Certos momentos no nosso dia-a-dia podem ser bem especiais para realização de um Reality Check. Não é preciso exercitar muitas vezes. Seguindo o Método de Tholey, parece razoável ficar entre 5x até 10x ao dia no máximo. O que importa é a qualidade da reflexão naquele momento.



     Explicando a indução:

      O mecanismo é bem simples. Ao se criar o condicionamento de questionar a realidade no estado desperto, invariavelmente esse tipo de comportamento será levado para os sonhos. Assim, mais cedo ou mais tarde, durante um sonho qualquer, ao vivenciar o mesmo tipo de evento, o comportamento condicionado será acionado, de forma automática(ainda não consciente ou lúcido) e ao se deparar com sua mão, eis que a estrutura inconsciente do seu sonho receberá um convidado muito especial: sua consciência!...  A sensação para quem nunca experimentou um sonho lúcido é assombrosa. É como visitar o interior da sua mente pela primeira vez. Numa espécie de mundo mental particular ou um emulador de realidade... se prepare para ser tomado pela euforia, descontrole, risos e exultação. Humilha todos os tipos de drogas ou alucinógenos indubitavelmente.



    Como a mão é observada?

     Varia bastante de pessoa para pessoa, mas como no estado mental dos sonhos, a lógica e o mecanicismo cedem um espaço colossal para a criatividade e imaginação, deixo a cargo do leitor, os infinitos tipos de mãos que poderão ser vistos.

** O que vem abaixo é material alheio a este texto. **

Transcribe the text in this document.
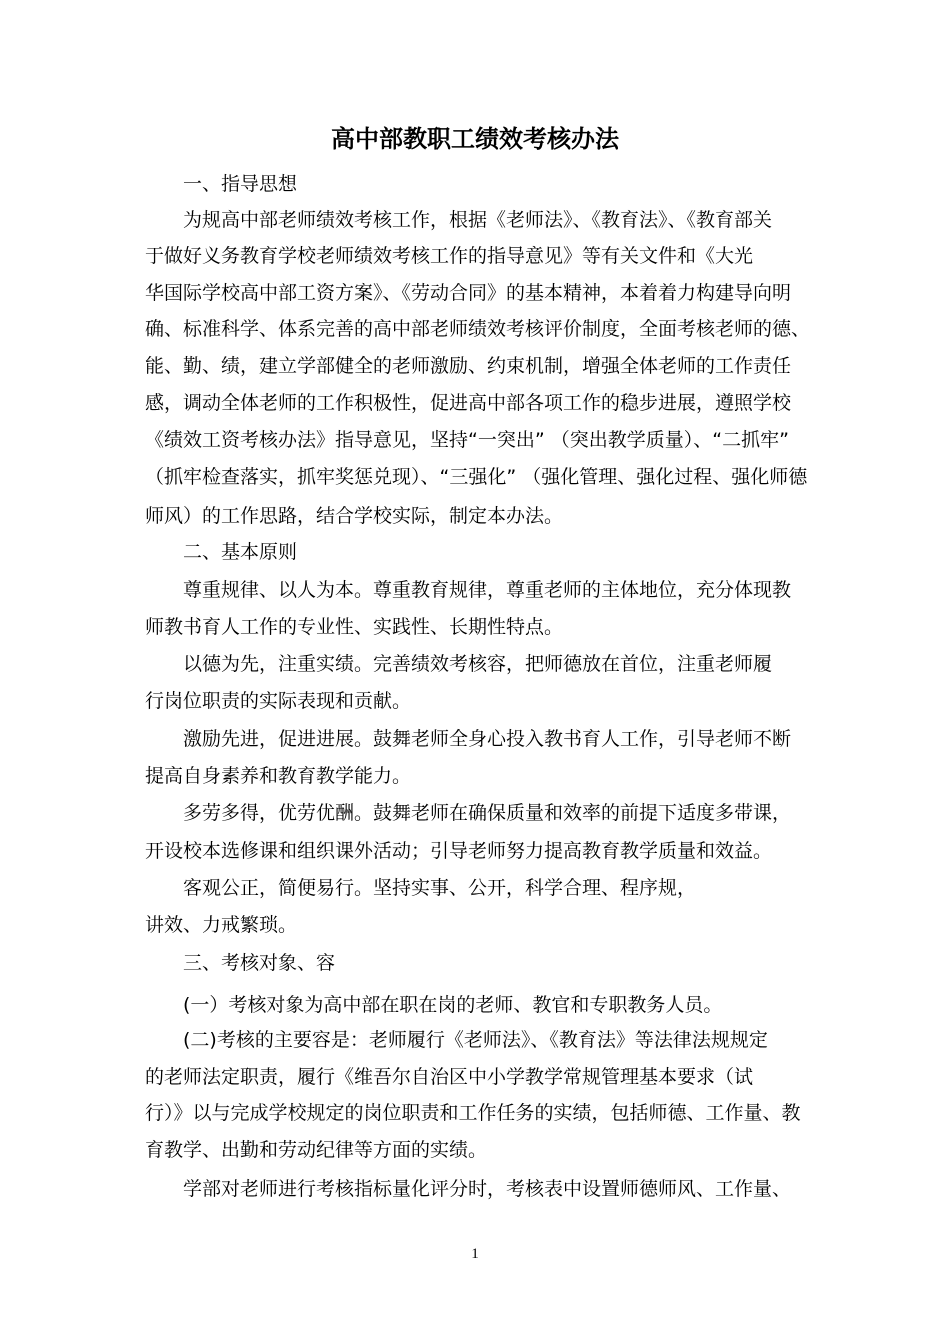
高中部教职工绩效考核办法
一、指导思想
为规高中部老师绩效考核工作，根据《老师法》、《教育法》、《教育部关
于做好义务教育学校老师绩效考核工作的指导意见》等有关文件和《大光
华国际学校高中部工资方案》、《劳动合同》的基本精神，本着着力构建导向明
确、标准科学、体系完善的高中部老师绩效考核评价制度，全面考核老师的德、
能、勤、绩，建立学部健全的老师激励、约束机制，增强全体老师的工作责任
感，调动全体老师的工作积极性，促进高中部各项工作的稳步进展，遵照学校
《绩效工资考核办法》指导意见，坚持“一突出” （突出教学质量）、“二抓牢”
（抓牢检查落实，抓牢奖惩兑现）、“三强化” （强化管理、强化过程、强化师德
师风）的工作思路，结合学校实际，制定本办法。
二、基本原则
尊重规律、以人为本。尊重教育规律，尊重老师的主体地位，充分体现教
师教书育人工作的专业性、实践性、长期性特点。
以德为先，注重实绩。完善绩效考核容，把师德放在首位，注重老师履
行岗位职责的实际表现和贡献。
激励先进，促进进展。鼓舞老师全身心投入教书育人工作，引导老师不断
提高自身素养和教育教学能力。
多劳多得，优劳优酬。鼓舞老师在确保质量和效率的前提下适度多带课，
开设校本选修课和组织课外活动；引导老师努力提高教育教学质量和效益。
客观公正，简便易行。坚持实事、公开，科学合理、程序规，
讲效、力戒繁琐。
三、考核对象、容
(一）考核对象为高中部在职在岗的老师、教官和专职教务人员。
(二)考核的主要容是：老师履行《老师法》、《教育法》等法律法规规定
的老师法定职责，履行《维吾尔自治区中小学教学常规管理基本要求（试
行）》以与完成学校规定的岗位职责和工作任务的实绩，包括师德、工作量、教
育教学、出勤和劳动纪律等方面的实绩。
学部对老师进行考核指标量化评分时，考核表中设置师德师风、工作量、
1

    O índice de eficiência
 
     Sempre defendo que o reality check deve ser usado como uma ferramenta suplementar ao Diário de Sonhos e um bom Método de Indução(Tholey, WBTB, MILD...). Utilizando apenas o reality check a frequência de sonhos lúcidos pode ser baixa, mas ao aplicar junto com algum desses métodos e o Diário, suas chances irão aumentar sensivelmente.




    Com o tempo...

     Algo muito interessante aconteceu comigo nesses últimos anos.  Não me considero um sonhador lúcido de alta frequência - bons voluntário, típicos de laboratório de sono, conseguem ficar conscientes em média 2 noites por semana - pois minha frequência é errática, mas ficando consciente em média 1 noite a cada 10 dias. Ainda assim, nos últimos anos reparei que eu mal chego a olhar minhas mãos nos sonhos. Apenas começo a pensar em olhar para elas e já sei que estou sonhando.

     Minha hipótese é que com o tempo, vamos nos familiarizando a tal ponto com a estrutura do sonho que ao começarmos a execução da rotina condicionada, de olhar para as mãos nos sonhos, imediatamente já reconhecemos se tratar de um sonho. A tessitura da estrutura do sonho é rapidamente flagrada, antes mesmo de precisar olhar para as mãos.


Com o tempo, esse gatilho de consciência que são os reality checks, são acionados cada vez mais rapidamente ao ponto de nem precisarmos completar sua execução, com o processo se desencadeando de maneira quase imperceptível.

     Exemplos de aplicação do Reality Check:

     Tempos atrás eu estava sonhando muito que voava. Minha forma de locomoção nos sonhos de repente era só voando!... Aquilo chamou minha atenção e assim que percebi, passei a aplicar meus reality checks das mãos, imaginando-me durante o estado desperto que estava voando. Tive êxito logo em seguida. Na época aplicava Tholey com os Reality checks, sempre usando o Diário.

    Caso esteja sonhando muito com gatos, acidentes, pássaros ou qualquer outro tema recorrente, pode aproveitar as situações em que acontecerem no dia-a-dia.